Since it’s my job to explain what I didn’t like, I can only settle on the general soullessness of the narrative and the landscape. The setting here darts between an industrial city and the water, but both are so washed-out and dismal that it paints the entire world as hostile territory. If I had to guess at the intentions of the director, I’d wager that this is meant to simulate the emotional distance and underlying grief experienced by Zawieja, but the metaphor is not effective in drawing us in, nor rendering the drama interesting. Instead, it’s alienating, and by the tenth minute of the second episode, I could tell that finishing my due diligence in order to write this review would be a slog. When it was over, I wanted to shake this story, this world, out of my bones.

Perhaps that soullessness was part of the point, building to the catharsis: the literal and figurative “thaw” of the title. If so, I still call this a failure, inasmuch as the ultimate goal here is to create an appealing work of art that people will want to watch, regardless of emotional tone. The hint of redemption, whether actualized or not, is a key facet of slow noir, but this is just brutalist cosplay, the story is frankly not good enough to overcome the over-reliance on sheer bleakness as a storytelling technique.

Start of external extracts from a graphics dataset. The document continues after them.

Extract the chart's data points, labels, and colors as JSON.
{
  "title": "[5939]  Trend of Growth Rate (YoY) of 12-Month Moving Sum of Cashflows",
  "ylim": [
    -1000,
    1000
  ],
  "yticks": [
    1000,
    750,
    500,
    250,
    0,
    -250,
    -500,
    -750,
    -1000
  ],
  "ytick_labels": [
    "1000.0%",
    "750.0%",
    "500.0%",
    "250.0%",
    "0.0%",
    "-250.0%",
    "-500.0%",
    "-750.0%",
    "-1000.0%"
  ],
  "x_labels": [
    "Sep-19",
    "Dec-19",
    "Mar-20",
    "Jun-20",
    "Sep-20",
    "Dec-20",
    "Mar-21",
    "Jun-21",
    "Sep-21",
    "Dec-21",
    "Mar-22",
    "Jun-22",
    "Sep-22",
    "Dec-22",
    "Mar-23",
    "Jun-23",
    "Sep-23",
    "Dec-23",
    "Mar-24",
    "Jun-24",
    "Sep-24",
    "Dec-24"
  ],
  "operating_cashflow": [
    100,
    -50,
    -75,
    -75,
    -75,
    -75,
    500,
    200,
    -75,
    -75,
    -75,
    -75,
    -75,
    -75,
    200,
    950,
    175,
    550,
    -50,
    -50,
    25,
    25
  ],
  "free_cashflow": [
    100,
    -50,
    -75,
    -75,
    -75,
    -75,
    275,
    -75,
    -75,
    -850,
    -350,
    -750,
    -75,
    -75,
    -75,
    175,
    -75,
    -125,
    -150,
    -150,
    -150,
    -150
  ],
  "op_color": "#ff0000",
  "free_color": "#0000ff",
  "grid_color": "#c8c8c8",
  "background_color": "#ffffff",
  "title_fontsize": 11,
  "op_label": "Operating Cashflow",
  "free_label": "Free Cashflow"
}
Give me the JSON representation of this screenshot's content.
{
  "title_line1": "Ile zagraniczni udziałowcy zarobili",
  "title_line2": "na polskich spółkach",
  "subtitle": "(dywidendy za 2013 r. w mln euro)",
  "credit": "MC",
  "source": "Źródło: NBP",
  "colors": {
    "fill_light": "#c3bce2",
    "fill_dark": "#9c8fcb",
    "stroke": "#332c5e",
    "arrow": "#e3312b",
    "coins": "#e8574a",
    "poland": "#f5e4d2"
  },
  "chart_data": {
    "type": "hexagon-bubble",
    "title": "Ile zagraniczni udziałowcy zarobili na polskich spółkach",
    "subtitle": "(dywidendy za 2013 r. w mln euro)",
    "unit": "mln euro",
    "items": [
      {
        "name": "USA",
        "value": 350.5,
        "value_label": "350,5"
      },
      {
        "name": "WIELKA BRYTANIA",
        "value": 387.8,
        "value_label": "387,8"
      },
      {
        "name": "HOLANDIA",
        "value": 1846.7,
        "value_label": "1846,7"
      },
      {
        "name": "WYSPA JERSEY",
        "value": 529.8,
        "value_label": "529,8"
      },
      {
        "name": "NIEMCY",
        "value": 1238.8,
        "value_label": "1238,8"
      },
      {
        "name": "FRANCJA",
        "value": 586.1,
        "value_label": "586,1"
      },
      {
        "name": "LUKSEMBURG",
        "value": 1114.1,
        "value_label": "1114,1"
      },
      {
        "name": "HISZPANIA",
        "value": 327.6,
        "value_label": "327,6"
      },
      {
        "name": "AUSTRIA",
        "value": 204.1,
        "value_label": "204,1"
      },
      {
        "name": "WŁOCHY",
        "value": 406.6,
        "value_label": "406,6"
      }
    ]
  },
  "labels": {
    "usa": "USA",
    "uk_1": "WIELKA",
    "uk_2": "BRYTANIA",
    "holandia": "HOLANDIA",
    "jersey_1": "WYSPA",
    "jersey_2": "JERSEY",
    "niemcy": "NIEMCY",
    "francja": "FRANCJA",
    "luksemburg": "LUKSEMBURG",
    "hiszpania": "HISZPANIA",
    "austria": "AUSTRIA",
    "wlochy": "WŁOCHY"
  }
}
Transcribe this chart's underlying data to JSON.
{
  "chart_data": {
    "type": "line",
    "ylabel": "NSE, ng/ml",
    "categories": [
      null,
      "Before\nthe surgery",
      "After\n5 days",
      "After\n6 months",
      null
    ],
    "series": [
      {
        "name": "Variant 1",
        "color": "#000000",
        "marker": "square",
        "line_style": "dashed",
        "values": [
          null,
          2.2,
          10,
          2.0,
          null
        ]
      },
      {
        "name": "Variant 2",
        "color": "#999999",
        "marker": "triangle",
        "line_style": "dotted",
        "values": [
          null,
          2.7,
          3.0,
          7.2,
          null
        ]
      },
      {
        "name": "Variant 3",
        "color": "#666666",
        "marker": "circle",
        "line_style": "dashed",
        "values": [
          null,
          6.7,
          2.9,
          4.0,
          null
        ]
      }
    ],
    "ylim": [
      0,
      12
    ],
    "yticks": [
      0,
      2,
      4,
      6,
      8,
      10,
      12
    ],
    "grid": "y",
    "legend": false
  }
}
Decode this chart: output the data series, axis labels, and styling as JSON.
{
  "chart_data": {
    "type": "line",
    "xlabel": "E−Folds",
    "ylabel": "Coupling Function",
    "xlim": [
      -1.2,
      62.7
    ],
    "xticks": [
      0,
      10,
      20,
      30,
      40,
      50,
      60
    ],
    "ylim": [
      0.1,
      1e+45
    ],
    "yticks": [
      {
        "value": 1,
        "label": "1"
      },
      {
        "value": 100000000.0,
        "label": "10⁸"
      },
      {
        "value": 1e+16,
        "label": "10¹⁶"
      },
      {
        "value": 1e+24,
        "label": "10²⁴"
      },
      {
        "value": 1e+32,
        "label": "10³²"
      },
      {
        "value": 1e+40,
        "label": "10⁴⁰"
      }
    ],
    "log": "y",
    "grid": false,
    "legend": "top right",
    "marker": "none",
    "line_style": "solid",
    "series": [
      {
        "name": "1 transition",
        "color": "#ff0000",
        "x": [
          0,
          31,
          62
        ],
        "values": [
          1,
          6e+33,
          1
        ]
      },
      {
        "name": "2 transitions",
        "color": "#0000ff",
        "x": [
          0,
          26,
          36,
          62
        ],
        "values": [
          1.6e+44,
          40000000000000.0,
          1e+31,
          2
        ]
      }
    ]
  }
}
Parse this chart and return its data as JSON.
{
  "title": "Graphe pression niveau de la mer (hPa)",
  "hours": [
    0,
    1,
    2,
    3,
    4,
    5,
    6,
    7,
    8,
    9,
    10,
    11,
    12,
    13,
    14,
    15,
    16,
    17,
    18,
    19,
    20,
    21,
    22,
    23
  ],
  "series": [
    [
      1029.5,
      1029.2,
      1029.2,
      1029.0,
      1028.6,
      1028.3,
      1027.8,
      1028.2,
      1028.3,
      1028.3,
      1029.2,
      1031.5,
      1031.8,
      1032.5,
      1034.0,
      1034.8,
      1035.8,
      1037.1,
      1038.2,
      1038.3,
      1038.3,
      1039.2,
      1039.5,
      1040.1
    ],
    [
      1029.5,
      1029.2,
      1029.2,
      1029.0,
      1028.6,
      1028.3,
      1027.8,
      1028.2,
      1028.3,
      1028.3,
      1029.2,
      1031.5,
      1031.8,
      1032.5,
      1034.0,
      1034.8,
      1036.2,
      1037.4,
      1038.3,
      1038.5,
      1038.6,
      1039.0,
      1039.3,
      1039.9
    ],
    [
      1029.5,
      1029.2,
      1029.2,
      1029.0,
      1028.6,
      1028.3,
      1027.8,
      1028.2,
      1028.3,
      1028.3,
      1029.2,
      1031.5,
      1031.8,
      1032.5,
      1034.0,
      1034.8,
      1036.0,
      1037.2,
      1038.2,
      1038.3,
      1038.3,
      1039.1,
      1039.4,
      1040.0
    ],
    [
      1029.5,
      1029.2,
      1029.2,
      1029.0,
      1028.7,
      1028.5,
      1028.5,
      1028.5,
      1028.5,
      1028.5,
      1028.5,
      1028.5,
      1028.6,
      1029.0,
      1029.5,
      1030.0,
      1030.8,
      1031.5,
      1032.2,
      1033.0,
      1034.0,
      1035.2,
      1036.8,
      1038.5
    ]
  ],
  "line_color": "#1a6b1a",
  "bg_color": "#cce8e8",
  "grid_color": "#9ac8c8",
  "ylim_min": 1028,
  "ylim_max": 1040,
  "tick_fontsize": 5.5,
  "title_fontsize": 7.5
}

In short, The Thaw is a one-trick pony, and though the trick is performed well, it’s not a sufficiently effective trick to justify snuffing out its rival elements. By creating a stifling, unpleasant atmosphere, the creators guarantee that the tentacles will reach their way into plot and subplot and character and dialogue, stifling each one in turn until all that’s left is a claustrophobic melange from which the viewer, just as badly as the victim, wants to escape.

The Thaw is now streaming on HBO Max.